Franciscan Medical Group, as part of Virginia Mason Franciscan Health is currently seeking a full time Insurance Service Follow Up Rep for the Franciscan Medical Group Regional Billing Office in Tacoma, WA. Flexible start times, 5 days a week and no weekends required!

Job Summary:

This job is responsible for corresponding with both commercial and government health insurance payers to address and resolve outstanding insurance balances and denials for the Franciscan Medical Group (FMG) in accordance with established standards, guidelines and requirements. An incumbent conducts follow-up process activities through phone calls, online processing, fax and written correspondence, leveraging work queues to organize work efficiently.

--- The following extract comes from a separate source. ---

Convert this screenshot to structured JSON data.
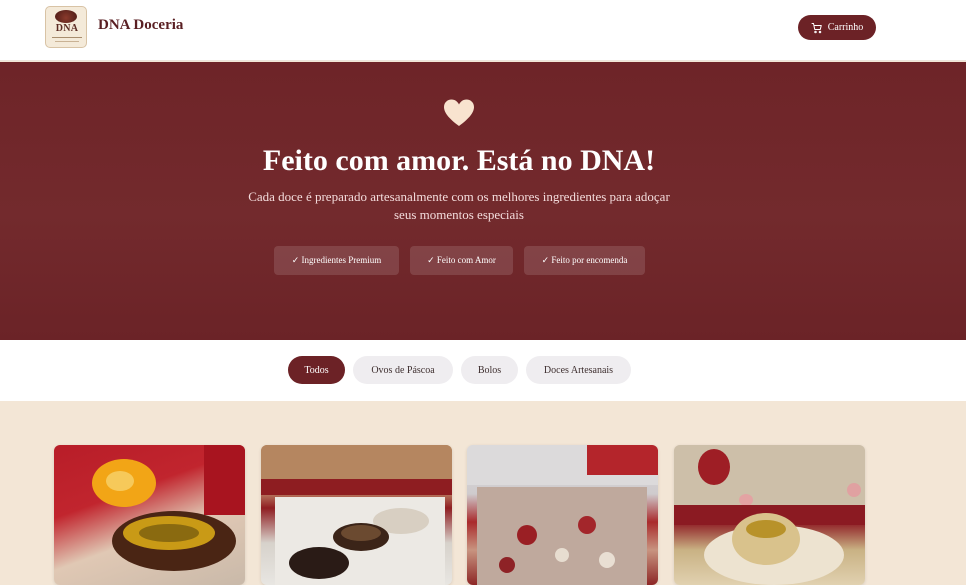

Work also includes reviewing insurance remittance advices, researching denial reasons and resolving issues through well-written appeals.

Work requires proactive troubleshooting, significant attention to detail and the application of analytical/critical thinking skills to analyze denials and reimbursement methodologies and bring timely resolution to issues that have a potential impact on revenues.

In addition, the incumbent must be able to communicate effectively with payer representatives and maintain professional communication with team members in order to support denials resolution.

Essential Duties:

  • Follows-up with insurance payers to research and resolve unpaid insurance accounts receivable; makes necessary corrections in the practice management system to ensure appropriate reimbursement is received for all FMG providers.

  • Identifies potential trends in denials/reimbursement by payer or by type, denial reason, or coding issue and reports to supervisory staff for appropriate escalation.

  • Documents all activities and findings in accordance with established policies and procedures; ensures the integrity of all account documentation; maintains confidentiality of medical records.

  • Maintains current knowledge of internal, industry, and government regulations as applicable to assigned function.

  • Establishes and maintains professional and effective relationships with peers and other stakeholder

Qualifications

Education/Experience:

  • Two years of revenue cycle or related work experience that demonstrates attainment of the requisite job knowledge and abilities.

  • Graduation from a post-high school program in medical billing or other business-related field is preferred.

Pay Range

$21.70 - $29.84 /hour

We are an equal opportunity/affirmative action employer.